FC continued to run and scream, and since I had places to be and didn't want to claim him either, I moved to the check out. In front of me was an elderly man of about 70, paying for his groceries. As I unloaded my wares from the basket, the Feral Child ran up behind the old man and slapped him, hard, on the ass. I stood there, stunned, waiting for a tirade from this poor old fellow who had been brutalized from behind by a loathsome monster. But then something completely unexpected happened . . . the old man bent over (rather slowly), playfully grabbed the feral child around the waist, tickled him, and said, "Oh Parker, you are so silly!" And with that, the Feral Child slapped the old man again, saying "Take that, Daddy!" and ran off to cause more mayhem.
Should you see a Feral Child, don't get too close. He or she is liable to act erratically, prone to throwing tantrums, definitely interested in running, and probably unsupervised. His or her parents think everything he or she does is adorable, and are frankly too exhausted to adequately discipline said child. The best advice I can give when dealing with a Feral Child is to not look directly at him. Finish your business as quickly as possible, and remove yourself from the location where she is wreaking her havoc.
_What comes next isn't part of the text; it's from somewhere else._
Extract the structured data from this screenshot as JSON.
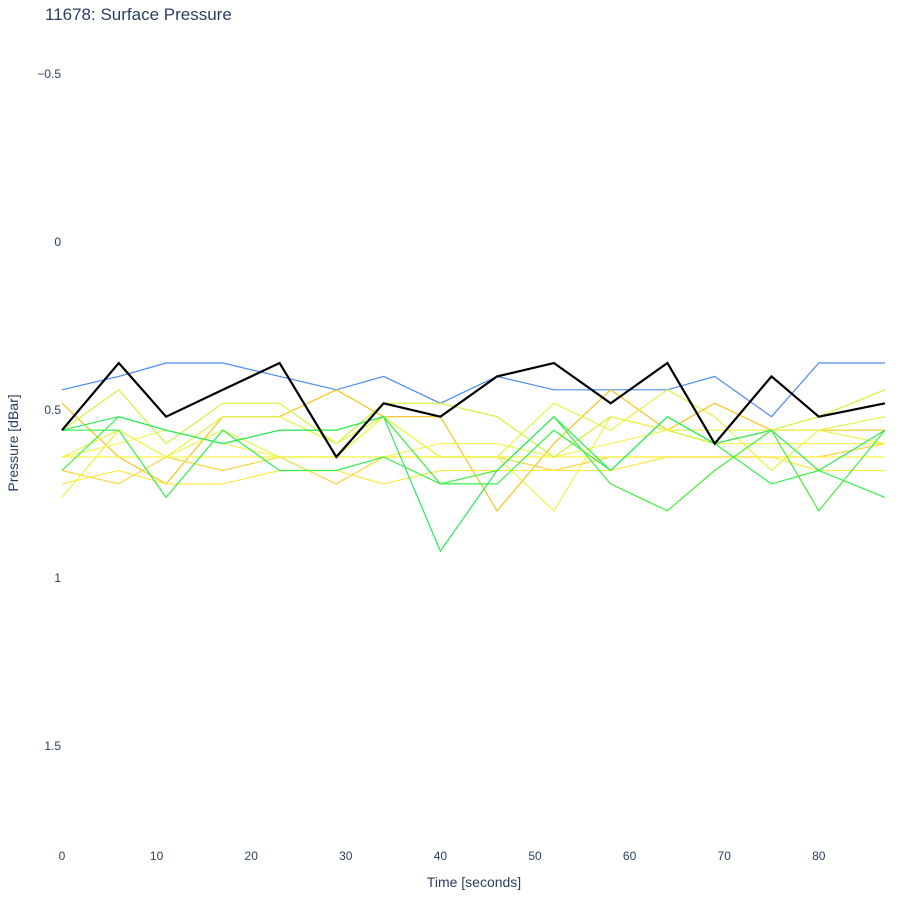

And by all means, do not laugh at, compliment the "adorableness" of, pet, or feed the Feral Children of Cleveland Park . . . or they just might try to follow you home.
*Note: Lest you think I'm anti-child, I feel the need to clarify that not all Cleveland Park children are feral. In fact, there are some rather nicely behaved kids up there. But it's the feral ones that stand out (and run rampant).